The seaside walls were rebuilt in the late 19th century as a row of gun emplacements rather than a fortified wall. For this reason, the fort became the target of British and French ships in 1915. The artillery shell that was fired from the British battleship HMS Queen Elizabeth on March 18, 1915, remained unexploded in the 2-meter hole it opened in the northern fortification wall, and is still where it fell.

Today it serves as a museum. In the castle garden and park area, cannons used by different nations in attacks against the Dardanelles throughout history are exhibited.

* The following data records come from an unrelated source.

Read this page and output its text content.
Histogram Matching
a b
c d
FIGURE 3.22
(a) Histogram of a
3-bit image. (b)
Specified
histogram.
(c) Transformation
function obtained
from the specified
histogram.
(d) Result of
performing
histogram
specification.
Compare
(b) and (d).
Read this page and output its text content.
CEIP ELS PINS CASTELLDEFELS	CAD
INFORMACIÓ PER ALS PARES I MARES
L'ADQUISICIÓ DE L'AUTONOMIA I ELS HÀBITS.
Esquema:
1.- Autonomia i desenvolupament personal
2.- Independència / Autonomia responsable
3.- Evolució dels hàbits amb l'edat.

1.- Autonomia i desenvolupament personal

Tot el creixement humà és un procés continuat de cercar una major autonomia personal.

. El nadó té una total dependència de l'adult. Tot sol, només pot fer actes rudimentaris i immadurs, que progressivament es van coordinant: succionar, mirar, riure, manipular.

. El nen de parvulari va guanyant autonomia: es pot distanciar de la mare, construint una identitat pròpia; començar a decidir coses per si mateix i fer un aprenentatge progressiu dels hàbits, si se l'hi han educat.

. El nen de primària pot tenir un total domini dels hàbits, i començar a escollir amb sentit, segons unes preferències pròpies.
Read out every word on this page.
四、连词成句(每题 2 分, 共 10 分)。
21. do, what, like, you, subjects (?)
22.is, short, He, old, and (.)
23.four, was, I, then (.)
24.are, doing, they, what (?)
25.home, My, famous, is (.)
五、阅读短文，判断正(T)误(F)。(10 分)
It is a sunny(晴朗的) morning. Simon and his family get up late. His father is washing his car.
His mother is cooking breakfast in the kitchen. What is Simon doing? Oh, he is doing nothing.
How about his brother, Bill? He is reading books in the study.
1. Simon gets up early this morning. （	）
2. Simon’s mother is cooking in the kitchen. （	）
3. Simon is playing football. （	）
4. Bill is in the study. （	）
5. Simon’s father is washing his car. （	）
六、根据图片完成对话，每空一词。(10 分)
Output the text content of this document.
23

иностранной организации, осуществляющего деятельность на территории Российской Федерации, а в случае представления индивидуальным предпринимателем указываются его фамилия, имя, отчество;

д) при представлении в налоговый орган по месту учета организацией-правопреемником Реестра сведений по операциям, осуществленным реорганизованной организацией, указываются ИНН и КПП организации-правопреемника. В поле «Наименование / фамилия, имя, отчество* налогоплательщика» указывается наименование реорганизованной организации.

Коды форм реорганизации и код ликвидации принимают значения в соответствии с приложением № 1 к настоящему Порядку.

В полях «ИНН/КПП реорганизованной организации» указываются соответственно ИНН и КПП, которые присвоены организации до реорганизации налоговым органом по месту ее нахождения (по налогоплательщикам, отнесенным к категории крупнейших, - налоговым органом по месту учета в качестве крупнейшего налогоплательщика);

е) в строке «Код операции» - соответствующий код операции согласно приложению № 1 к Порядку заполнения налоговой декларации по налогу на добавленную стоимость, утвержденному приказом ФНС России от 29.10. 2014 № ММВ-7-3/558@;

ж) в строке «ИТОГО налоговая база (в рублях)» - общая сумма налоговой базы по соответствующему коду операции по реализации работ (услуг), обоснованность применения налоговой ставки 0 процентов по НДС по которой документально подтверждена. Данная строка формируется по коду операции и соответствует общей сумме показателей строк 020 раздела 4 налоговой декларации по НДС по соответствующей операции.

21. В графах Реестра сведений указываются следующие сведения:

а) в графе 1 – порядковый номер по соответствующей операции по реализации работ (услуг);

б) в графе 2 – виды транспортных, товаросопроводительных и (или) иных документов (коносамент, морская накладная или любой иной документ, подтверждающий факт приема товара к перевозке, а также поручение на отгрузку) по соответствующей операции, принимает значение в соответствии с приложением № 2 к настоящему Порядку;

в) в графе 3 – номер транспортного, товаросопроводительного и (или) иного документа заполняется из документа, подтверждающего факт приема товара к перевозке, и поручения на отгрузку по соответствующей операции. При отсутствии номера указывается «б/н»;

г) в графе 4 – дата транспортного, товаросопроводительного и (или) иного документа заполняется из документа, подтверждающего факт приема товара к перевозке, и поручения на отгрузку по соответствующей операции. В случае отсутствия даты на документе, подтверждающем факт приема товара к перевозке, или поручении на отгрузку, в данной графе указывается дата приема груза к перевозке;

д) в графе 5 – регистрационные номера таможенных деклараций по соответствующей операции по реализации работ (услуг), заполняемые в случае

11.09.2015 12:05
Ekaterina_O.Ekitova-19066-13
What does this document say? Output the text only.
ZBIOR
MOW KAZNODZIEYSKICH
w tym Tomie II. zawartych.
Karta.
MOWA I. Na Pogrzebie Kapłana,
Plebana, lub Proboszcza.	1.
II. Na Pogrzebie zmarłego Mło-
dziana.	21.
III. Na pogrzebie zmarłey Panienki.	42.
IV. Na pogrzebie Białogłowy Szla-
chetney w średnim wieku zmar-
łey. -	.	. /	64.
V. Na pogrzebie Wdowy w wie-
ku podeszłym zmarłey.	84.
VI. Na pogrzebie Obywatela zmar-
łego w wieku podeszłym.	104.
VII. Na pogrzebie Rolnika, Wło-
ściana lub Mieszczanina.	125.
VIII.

== Structure of the castle ==

=== Outer walls ===
Çimenlik Castle consists of two parts, the outer walls and the inner castle. The outer walls are 11 meters high, 8 meters wide in places, built on a simple rectangular plan of 100 by 150 meters, and there are 9 bastions on the walls.

=== Castle courtyard ===
In the garden, there is a gunpowder mill and two mosques built during the reigns of Fatih and Abdülaziz and named after them.

=== Inner castle ===
The walls of the inner castle, measuring 42 by 48 meters, are 9.5 meters wide, reaching a height of 25 meters. The first floor of this three-story castle was made from concrete 4 meters above the ground level of the inner courtyard, while the upper two floors were wooden.

== Footnotes ==
1. Some websites and individuals contest the fact that the castle was built in 1462, but more reliable book sources state it as 1452. The "but" in the previous sentence should be read as "and". However: On a website one can find "The fortress has no foundation inscription. The 17th-century Turkish traveller Evliya çelebi, says it was built in AH 856 / AD 1452, before the conquest of Istanbul. Based on various documents the historians Danişmend and Ayverdi have, however, have suggested that it was built in AH 866 / AD 1463 under the supervision of Yakup Pasha."
2. The dimensions of the castle vary on the websites, this article's information is based on more reliable book sources.